Acetone reacts with hydrocyanic acid in sodium hydroxide solution to generate acetone cyanohydrin, and acetone cyanohydrin reacts with methanol in the presence of sulfuric acid, that is, hydrolysis, esterification and dehydration, and the cyano group becomes methoxyacyl group, and finally methyl methacrylate is generated. Methyl methacrylate is polymerized to produce polymethylmethacrylate, that is, plexiglass.

Although hydrocyanic acid can be directly used as the reaction reagent when aldehydes and ketones are added with hydrocyanic acid, it is very volatile and toxic, so the operation should be particularly careful and it needs to be carried out in a fume hood. In order to avoid the direct use of hydrocyanic acid, aldehydes and ketones are often mixed with aqueous solution of potassium cyanide or sodium cyanide, and then sulfuric acid is slowly added to prepare cyanohydrin, so that HCN can be generated and reacted at the same time; Alternatively, aldehydes and ketones can react with sodium bisulfite first and then with sodium cyanide to prepare cyanohydrin.

(2) Grignard reagent addition

(2) Grignard reagent addition

In Grignard reagent, R can be regarded as negative carbon ion (R), which is similar to CN, OH and RO. Due to the strong nucleophilicity of negative carbon ions, Grignard reagents can react with most aldehydes and ketones to produce alcohols with more carbon atoms and new carbon frames.

Grignard reagent reacts with formaldehyde to generate primary alcohol, with other aldehydes to generate secondary alcohol, and Grignard reagent reacts with ketone to generate tertiary alcohol. However, when the volumes of the two alkyl groups in the ketone molecule and the alkyl groups in the Grignard reagent are both large, the addition of the Grignard reagent to carbonyl groups can be greatly slowed down due to the increase of steric hindrance, but on the contrary, the side reaction becomes important. For example, when diisopropyl ketone with large steric hindrance is added to tert-butyl magnesium bromide, there are two side reactions. One is that diisopropyl ketone alcoholizes to obtain magnesium compounds of enols. Another side reaction is that the carbonyl group is reduced to secondary alcohol, and the hydrocarbyl group in Grignard reagent loses hydrogen and becomes olefin. In this case, the addition product can still be obtained by replacing Grignard reagent with organic lithium compound with stronger activity, and the yield is high and it is easy to separate. The reaction of organolithium compounds with aldehydes and ketones is similar to that of Grignard reagent. For example, by reacting with aldehydes and ketones, secondary alcohols or tertiary alcohols are obtained respectively. Different from Grignard reagent, the addition products of organolithium compounds with sterically hindered ketones are still the main ones. Because Grignard reagent is a very active reagent, the first step of the reaction, that is, the addition of Grignard reagent and carbonyl group, must be carried out under absolutely anhydrous conditions.

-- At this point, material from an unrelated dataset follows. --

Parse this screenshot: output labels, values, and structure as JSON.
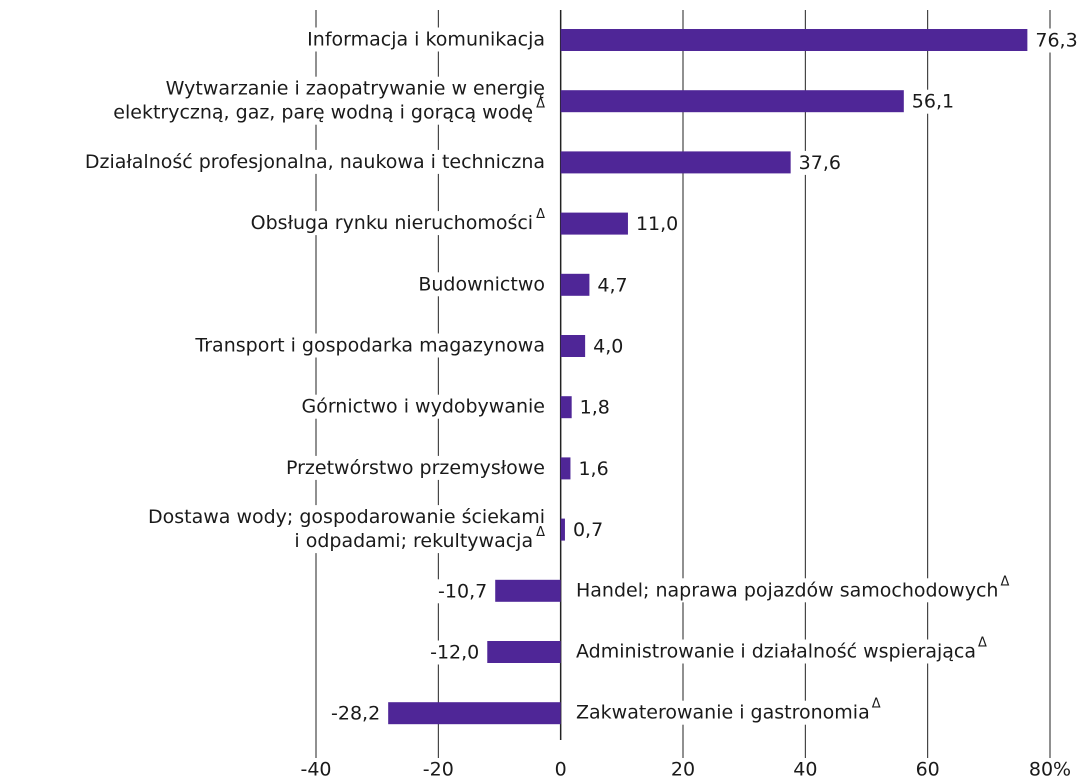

Generally, dry ether is used as solvent, and the existence of a very small amount of water will lead to the failure of the reaction.

(3) Add alcohol

(3) Add alcohol

At room temperature, carbonyl groups can react reversibly with hydroxyl groups to form hemiacetals and hemiketal;

C = O+HOR = = = C (or) (Oh)

In the presence of Lewis acids, the reaction can further take place to form acetals and ketals:

C(OR)(OH)+HOR ====C(OR)2

This reaction can be used to protect carbonyl groups.